Ms Charles and her husband, Jason, who live in Milton Keynes with their five-year-old son Jacob, credit the immunotherapy vaccine for her survival.
“DCVax has done what everyone said was impossible,” Mr Charles said. “If not for this treatment, I would be without my wife and without a mother for our child.”
The researchers said: “It appears that patients who survive past certain threshold time points may continue onwards to unusually long survival times.”
Only seven participants, who were from the UK, US, Canada and Germany, reported any adverse side effects from the vaccine, the researchers said.
Professor Keyoumars Ashkan, professor of neurosurgery at King’s College Hospital in London, and one of the 69 co-authors of the paper, said the interim results of the trial “give new hope to the patients and clinicians battling with this terrible disease”.
“Although definitive judgment needs to be reserved until the final data is available, the paper published today hints at a major breakthrough in the treatment of patients with glioblastoma,” he said.
“Cautious optimism is welcome in an area where for so long the disease and suffering have had the upper hand.”

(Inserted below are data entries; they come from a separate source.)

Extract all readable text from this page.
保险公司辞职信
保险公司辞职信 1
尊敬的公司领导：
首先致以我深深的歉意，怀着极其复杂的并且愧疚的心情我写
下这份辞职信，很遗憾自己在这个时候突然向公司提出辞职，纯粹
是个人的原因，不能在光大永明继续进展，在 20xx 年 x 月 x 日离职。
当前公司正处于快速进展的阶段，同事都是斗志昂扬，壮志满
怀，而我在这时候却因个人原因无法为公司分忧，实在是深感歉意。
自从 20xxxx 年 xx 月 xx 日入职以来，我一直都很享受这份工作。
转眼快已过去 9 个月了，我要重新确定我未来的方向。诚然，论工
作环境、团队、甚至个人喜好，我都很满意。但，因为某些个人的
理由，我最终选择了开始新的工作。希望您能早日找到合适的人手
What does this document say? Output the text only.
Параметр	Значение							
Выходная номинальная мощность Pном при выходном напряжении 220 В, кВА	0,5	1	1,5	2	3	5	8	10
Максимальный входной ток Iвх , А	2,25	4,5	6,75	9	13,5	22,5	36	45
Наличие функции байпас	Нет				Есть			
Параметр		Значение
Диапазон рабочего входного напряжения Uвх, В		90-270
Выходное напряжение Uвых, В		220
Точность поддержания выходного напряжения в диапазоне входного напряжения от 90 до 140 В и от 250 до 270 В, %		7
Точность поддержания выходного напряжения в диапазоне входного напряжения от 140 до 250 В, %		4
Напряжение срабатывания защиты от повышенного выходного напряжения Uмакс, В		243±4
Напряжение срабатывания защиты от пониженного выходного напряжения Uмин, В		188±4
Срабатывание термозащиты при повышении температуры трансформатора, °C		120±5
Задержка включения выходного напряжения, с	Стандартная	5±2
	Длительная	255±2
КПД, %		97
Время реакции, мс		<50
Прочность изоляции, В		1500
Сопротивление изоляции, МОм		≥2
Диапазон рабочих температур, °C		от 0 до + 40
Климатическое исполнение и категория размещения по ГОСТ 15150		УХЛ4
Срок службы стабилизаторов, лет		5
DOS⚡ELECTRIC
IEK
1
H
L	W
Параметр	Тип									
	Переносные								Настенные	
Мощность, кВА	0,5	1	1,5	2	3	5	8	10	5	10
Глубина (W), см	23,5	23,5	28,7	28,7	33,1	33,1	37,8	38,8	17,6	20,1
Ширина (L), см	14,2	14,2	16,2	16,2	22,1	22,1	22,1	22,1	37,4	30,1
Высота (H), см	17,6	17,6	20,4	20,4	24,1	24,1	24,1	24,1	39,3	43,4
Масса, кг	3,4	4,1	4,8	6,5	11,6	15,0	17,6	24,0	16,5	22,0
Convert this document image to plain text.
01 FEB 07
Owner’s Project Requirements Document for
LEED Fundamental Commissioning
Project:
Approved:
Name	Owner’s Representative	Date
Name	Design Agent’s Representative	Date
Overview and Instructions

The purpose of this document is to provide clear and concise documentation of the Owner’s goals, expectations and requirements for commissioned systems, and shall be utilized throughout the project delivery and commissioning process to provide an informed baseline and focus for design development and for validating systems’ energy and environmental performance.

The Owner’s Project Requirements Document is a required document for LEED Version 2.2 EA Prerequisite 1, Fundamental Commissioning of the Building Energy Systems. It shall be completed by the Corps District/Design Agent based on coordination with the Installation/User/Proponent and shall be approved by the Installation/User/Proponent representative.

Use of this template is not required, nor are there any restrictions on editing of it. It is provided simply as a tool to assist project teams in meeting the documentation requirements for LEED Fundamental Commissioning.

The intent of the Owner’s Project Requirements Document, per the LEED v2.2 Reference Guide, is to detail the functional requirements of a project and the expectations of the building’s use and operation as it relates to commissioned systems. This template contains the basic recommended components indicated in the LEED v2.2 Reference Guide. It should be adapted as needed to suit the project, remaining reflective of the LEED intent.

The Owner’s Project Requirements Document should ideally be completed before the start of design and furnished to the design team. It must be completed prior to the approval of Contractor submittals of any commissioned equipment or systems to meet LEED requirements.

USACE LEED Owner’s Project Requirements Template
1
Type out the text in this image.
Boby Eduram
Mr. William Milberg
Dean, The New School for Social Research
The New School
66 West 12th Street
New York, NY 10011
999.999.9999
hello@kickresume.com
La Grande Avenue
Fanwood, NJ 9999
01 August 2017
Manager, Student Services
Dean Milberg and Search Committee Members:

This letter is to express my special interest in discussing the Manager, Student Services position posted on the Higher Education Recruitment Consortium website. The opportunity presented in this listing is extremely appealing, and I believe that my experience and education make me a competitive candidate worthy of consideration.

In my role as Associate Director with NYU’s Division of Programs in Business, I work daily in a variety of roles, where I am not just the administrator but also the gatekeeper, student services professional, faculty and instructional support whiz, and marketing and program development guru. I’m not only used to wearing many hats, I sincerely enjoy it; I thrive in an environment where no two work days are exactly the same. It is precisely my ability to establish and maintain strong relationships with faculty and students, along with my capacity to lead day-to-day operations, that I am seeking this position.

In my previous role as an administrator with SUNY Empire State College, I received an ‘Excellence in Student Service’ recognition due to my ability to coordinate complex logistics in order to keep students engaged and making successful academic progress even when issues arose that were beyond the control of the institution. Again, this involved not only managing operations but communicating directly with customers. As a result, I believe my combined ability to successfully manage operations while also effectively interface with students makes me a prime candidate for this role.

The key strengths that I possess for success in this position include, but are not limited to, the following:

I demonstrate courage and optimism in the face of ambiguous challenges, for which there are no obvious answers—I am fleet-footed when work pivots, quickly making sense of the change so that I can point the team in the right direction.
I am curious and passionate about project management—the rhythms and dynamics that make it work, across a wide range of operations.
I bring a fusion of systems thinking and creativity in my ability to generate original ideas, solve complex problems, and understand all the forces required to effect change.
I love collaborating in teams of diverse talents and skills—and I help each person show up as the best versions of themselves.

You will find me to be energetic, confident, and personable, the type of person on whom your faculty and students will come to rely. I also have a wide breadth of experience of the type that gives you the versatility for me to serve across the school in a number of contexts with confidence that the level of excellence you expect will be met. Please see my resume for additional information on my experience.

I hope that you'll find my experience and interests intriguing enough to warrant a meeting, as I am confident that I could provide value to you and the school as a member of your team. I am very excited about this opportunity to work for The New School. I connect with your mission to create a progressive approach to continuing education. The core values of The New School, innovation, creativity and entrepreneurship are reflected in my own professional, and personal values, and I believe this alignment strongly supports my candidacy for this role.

David Jenkinson, chief scientific officer for the Brain Tumour Charity, said: “These results appear remarkably promising for a community of patients who have been given little hope for decades.
“We need further analysis of the data from this trial and more research in this area to ascertain the role that immunotherapy can play in the battle against brain cancer.”
DCVax has been developed by American company Northwest Biotherapeutics.